Avishek Sen Gupta on 11 October 2021

This post lists assorted proofs from Analysis, without any particular theme.

#### Prove that if $$S$$ is open, $$S'$$ is closed.

Proof:

We claim that if $$S$$ is open, $$S'$$ is closed. Thus, we’d like to prove that for a sequence $$(x_k) \in S'$$:

$\text{lim}_{k \rightarrow \infty} (x_k)= x_0 \in S'$

We will prove this by contradiction.

Assume that $$\require{cancel} x_0 \cancel{\in} S'$$. Then, $$x_0 \in S$$.

Since $$S$$ is open, there exists an $$r>0$$, such that $$d(x_0,p)<r$$; that is, there exists an $$r$$-neighbourhood around $$x_0$$ in $$S$$.

Choose $$\epsilon<r$$, then there exists $$N \in \mathbb{N}$$, such that for all $$k>N$$, $$d(x_k, x_0)<\epsilon<r$$.
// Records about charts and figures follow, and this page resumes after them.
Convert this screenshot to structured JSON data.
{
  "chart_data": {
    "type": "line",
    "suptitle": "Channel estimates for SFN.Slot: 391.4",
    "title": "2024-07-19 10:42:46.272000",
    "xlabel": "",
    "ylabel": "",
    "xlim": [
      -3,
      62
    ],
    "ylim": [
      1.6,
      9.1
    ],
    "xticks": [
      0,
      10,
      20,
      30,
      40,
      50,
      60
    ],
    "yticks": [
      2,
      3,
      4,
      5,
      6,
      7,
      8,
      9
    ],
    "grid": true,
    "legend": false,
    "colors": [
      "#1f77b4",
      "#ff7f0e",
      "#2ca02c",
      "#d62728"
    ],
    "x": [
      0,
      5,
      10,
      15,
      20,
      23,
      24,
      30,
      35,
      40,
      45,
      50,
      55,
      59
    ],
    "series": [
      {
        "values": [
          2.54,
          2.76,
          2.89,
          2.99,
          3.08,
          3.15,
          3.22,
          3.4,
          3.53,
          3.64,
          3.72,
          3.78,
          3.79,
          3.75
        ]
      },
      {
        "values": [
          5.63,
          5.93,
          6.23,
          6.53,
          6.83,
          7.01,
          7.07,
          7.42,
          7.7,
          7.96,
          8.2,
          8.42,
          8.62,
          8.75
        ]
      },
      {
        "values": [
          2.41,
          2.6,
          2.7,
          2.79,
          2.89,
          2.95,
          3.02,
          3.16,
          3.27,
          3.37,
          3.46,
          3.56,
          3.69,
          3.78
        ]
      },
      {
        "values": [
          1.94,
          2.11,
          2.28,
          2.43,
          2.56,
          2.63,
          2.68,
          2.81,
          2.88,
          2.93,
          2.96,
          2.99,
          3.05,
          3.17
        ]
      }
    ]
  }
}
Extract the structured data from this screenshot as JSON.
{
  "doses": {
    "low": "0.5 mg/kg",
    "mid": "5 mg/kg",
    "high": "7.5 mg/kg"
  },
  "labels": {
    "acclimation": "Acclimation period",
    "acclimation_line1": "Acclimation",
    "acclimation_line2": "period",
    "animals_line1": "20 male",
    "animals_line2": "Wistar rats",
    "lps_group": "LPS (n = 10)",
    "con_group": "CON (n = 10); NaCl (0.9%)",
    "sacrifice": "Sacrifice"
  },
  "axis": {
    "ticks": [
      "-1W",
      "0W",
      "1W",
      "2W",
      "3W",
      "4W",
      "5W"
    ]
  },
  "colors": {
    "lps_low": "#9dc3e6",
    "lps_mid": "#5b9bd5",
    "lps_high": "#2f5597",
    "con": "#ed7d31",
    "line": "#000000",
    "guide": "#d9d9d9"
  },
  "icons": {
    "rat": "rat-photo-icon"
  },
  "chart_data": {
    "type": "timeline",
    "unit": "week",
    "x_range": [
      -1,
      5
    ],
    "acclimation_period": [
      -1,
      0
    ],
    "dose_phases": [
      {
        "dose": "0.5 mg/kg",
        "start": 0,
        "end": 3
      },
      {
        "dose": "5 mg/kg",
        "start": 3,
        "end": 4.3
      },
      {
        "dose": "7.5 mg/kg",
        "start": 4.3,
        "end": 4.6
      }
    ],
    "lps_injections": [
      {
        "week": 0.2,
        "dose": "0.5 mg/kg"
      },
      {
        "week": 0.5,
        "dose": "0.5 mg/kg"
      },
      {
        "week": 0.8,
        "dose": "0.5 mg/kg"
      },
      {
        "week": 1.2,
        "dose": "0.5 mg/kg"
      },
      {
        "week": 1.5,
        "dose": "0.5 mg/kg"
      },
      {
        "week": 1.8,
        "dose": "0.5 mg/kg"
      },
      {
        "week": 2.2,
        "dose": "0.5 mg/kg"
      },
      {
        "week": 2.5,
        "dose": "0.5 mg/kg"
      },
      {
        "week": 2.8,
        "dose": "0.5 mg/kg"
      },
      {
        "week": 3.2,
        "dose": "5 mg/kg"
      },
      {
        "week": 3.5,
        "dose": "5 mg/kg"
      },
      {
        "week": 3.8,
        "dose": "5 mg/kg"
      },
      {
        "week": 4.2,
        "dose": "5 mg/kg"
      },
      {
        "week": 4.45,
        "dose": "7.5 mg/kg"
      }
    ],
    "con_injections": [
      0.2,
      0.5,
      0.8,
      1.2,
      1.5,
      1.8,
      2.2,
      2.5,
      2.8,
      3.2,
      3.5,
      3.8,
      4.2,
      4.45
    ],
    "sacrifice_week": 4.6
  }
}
Thus, there exist $$x_k$$’s in the $$r$$-neighbourhood of $$x_0$$. Thus, for $$k>N$$, $$x_k \in S$$, which contradicts our initial assumption that $$(x_k) \in S'$$.

Thus, $$x_0 \in S'$$. Since $$(x_k)$$ is an arbitrary sequence in $$S'$$, $$S'$$ contains the limit points of all sequences within it.

Hence $$S'$$ is closed.

$\blacksquare$

#### Let $$x,y \in \mathbb{R}$$. If $$y-x>1$$, then show there exists $$z \in \mathbb{Z}$$ such that $$x<z<y$$.

Proof:

Consider the set $$U=\{u:u<y, u \in \mathbb{Z}\}$$.

Since $$U$$ is bounded from above by $$y$$, it has a least upper bound, call it $$U_\text{sup}$$.

We note that $$y-U_\text{sup}<1$$. This is because if $$y-U_\text{sup} > 1$$, then $$y-(U_\text{sup}+1) > 0$$, implying the $$U_\text{sup}$$ is not the largest $$x \in U$$ which satisfies $$x<y$$, which is a contradiction.

Thus, we can write:

$y-U_\text{sup}<1 \\ \Rightarrow U_\text{sup}-y>-1$

Adding the above identity to $$y-x>1$$, we get:

$U_\text{sup}-x>0 \\ \Rightarrow U_\text{sup}>x \\ x<U_\text{sup}<y$

Thus, we have found an $$z \in \mathbb{Z}$$ which satisfies $$x<z<y$$.

You can prove the same thing by assuming $$V=\{v:v>x, x \in \mathbb{Z}\}$$ and taking $$\text{inf } V$$, and performing a similar procedure.